Le salut vint du peuple. Tolstoï avait toujours eu pour lui «une affection étrange, toute physique[140]», que n'avaient pu ébranler les expériences répétées de ses désillusions sociales. Dans les dernières années, il s'était, comme Levine, beaucoup rapproché de lui[141]. Il se prit à penser à ces milliards d'êtres en dehors du cercle étroit des savants, des riches et des oisifs qui se tuaient, s'étourdissaient, ou traînaient lâchement, comme lui, une vie désespérée. Et il se demanda pourquoi ces milliards d'êtres échappaient à ce désespoir, pourquoi ils ne se tuaient pas. Il aperçut alors qu'ils vivaient, non par le secours de la raison, mais sans se soucier d'elle,—par la foi. Qu'était-ce que cette foi, qui ignorait la raison?

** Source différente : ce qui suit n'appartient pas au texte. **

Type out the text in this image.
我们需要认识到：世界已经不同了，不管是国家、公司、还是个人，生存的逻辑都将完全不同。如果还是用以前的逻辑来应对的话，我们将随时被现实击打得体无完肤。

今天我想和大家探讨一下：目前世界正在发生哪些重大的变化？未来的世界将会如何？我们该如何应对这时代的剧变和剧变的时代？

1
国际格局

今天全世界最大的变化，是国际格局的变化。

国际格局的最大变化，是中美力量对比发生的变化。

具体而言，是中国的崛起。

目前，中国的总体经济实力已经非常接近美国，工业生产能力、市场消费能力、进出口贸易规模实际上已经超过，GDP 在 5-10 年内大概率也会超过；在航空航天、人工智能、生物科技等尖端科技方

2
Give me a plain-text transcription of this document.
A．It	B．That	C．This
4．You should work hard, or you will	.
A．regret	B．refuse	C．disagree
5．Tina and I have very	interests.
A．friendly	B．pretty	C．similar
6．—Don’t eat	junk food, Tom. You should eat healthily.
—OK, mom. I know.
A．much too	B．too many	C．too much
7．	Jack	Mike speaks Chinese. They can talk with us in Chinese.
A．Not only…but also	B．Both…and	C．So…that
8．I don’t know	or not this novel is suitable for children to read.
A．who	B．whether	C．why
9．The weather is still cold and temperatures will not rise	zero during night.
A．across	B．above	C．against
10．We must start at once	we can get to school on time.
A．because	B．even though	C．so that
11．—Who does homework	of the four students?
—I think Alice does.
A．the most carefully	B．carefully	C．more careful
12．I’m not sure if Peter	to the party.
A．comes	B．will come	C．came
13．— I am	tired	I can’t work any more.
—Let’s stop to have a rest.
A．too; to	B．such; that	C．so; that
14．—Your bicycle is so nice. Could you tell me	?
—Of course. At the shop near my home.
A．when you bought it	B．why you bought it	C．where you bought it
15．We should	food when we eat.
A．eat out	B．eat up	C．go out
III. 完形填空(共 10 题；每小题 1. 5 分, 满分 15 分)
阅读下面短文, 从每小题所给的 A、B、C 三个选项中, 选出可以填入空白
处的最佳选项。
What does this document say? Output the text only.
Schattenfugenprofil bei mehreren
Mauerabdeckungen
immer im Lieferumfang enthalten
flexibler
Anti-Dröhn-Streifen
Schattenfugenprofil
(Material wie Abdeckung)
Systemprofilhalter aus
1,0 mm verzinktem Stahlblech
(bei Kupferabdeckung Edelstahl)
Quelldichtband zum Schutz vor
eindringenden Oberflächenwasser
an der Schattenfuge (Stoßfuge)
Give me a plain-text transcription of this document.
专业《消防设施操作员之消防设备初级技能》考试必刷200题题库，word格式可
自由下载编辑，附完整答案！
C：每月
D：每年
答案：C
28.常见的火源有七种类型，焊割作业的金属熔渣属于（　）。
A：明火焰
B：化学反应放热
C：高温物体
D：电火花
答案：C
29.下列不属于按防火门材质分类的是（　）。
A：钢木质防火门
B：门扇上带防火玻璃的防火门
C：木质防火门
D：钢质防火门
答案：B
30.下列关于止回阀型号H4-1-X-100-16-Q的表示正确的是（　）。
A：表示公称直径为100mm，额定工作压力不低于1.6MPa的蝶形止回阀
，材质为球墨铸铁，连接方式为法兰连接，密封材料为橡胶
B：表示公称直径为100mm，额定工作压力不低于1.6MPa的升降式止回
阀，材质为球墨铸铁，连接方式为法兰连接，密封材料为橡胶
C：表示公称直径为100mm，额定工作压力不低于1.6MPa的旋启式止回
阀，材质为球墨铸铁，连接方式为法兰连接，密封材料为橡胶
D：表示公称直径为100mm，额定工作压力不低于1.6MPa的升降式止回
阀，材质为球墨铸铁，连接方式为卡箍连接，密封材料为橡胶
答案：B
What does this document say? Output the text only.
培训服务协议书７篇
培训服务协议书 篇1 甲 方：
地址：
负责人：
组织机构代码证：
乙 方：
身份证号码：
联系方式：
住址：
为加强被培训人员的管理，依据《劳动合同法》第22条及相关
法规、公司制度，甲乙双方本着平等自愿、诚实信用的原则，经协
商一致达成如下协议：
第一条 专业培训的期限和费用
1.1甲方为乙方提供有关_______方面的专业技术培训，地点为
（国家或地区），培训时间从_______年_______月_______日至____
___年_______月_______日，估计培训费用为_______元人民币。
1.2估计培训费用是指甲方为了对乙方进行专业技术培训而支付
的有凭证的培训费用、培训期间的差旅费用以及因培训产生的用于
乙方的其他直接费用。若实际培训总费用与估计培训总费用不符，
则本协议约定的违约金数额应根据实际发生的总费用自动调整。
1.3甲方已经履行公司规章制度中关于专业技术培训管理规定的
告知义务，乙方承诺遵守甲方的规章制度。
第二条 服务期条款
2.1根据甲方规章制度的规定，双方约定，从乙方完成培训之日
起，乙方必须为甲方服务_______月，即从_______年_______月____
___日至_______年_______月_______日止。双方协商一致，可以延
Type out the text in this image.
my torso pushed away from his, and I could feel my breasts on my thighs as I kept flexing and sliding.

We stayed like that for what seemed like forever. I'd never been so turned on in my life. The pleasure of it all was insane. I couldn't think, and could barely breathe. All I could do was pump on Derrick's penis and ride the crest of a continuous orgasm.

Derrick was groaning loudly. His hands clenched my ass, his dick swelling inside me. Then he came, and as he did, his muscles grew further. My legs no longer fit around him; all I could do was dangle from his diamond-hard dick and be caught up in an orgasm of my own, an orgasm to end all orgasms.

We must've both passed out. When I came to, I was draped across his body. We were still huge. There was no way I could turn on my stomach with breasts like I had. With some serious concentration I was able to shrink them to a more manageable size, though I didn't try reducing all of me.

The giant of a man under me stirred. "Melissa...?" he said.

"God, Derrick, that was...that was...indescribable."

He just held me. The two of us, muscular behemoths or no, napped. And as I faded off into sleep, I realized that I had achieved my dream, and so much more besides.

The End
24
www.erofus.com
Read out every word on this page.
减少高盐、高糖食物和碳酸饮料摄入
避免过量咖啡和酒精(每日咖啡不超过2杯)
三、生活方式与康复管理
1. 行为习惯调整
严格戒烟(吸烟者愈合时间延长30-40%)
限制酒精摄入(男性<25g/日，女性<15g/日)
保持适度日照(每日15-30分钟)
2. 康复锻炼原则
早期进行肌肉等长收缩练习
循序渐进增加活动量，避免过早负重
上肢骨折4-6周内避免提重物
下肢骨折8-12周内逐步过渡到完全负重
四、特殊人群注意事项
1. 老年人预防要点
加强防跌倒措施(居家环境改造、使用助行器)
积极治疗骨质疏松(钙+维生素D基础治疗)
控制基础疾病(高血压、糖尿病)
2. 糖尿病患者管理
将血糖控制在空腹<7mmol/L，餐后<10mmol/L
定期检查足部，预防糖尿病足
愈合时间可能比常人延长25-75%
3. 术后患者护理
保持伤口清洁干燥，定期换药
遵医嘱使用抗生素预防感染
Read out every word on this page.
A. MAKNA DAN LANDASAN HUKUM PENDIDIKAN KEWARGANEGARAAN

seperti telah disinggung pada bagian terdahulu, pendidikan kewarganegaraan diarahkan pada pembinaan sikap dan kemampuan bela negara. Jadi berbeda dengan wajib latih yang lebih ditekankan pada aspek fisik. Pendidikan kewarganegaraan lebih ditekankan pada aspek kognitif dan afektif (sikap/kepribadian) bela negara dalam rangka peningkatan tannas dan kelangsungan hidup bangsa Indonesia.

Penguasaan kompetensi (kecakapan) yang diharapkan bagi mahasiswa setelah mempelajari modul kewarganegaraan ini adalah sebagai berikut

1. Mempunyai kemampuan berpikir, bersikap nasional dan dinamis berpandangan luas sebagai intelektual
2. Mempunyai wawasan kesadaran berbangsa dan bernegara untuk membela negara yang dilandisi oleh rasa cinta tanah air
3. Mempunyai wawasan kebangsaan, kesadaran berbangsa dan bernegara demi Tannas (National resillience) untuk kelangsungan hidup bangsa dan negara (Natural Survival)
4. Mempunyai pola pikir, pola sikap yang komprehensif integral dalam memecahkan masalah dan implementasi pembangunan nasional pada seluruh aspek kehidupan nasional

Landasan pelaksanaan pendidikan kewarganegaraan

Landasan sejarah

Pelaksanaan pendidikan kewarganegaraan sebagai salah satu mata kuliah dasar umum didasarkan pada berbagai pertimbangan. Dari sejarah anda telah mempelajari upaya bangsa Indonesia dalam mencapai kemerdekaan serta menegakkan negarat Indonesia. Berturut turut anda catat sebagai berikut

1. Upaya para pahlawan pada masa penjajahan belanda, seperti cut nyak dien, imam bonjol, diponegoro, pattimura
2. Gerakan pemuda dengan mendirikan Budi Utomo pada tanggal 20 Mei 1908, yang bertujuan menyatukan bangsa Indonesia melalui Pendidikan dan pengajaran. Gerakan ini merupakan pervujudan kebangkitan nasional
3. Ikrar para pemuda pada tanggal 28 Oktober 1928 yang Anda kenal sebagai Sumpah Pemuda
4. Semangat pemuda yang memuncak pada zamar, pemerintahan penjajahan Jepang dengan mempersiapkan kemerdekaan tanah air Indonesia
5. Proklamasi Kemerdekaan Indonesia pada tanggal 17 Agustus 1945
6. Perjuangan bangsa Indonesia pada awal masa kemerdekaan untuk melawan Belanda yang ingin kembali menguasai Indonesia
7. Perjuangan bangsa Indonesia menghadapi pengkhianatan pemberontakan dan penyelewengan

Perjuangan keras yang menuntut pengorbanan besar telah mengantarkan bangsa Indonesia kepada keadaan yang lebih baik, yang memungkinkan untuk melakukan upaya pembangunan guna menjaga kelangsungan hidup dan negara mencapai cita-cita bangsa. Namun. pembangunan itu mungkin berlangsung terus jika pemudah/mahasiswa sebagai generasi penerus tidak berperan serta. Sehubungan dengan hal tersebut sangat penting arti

La foi est la force de la vie. On ne peut pas vivre sans la foi. Les idées religieuses ont été élaborées dans le lointain infini de la pensée humaine. Les réponses données par la foi au sphinx de la vie contiennent la sagesse la plus profonde de l'humanité.
Suffit-il donc de connaître ces formules de la sagesse, qu'a enregistrées le livre des religions?—Non, la foi n'est pas une science, la foi est une action; elle n'a de sens que si elle est vécue. Le dégoût qu'inspira à Tolstoï la vue des gens riches et bien pensants, pour qui la foi n'était qu'une sorte de «consolation épicurienne de la vie», le rejeta décidément parmi les hommes simples, qui mettaient seuls d'accord leur vie avec leur foi.
Et il comprit que la vie du peuple travailleur était la vie elle-même et que le sens attribué à cette vie était la vérité.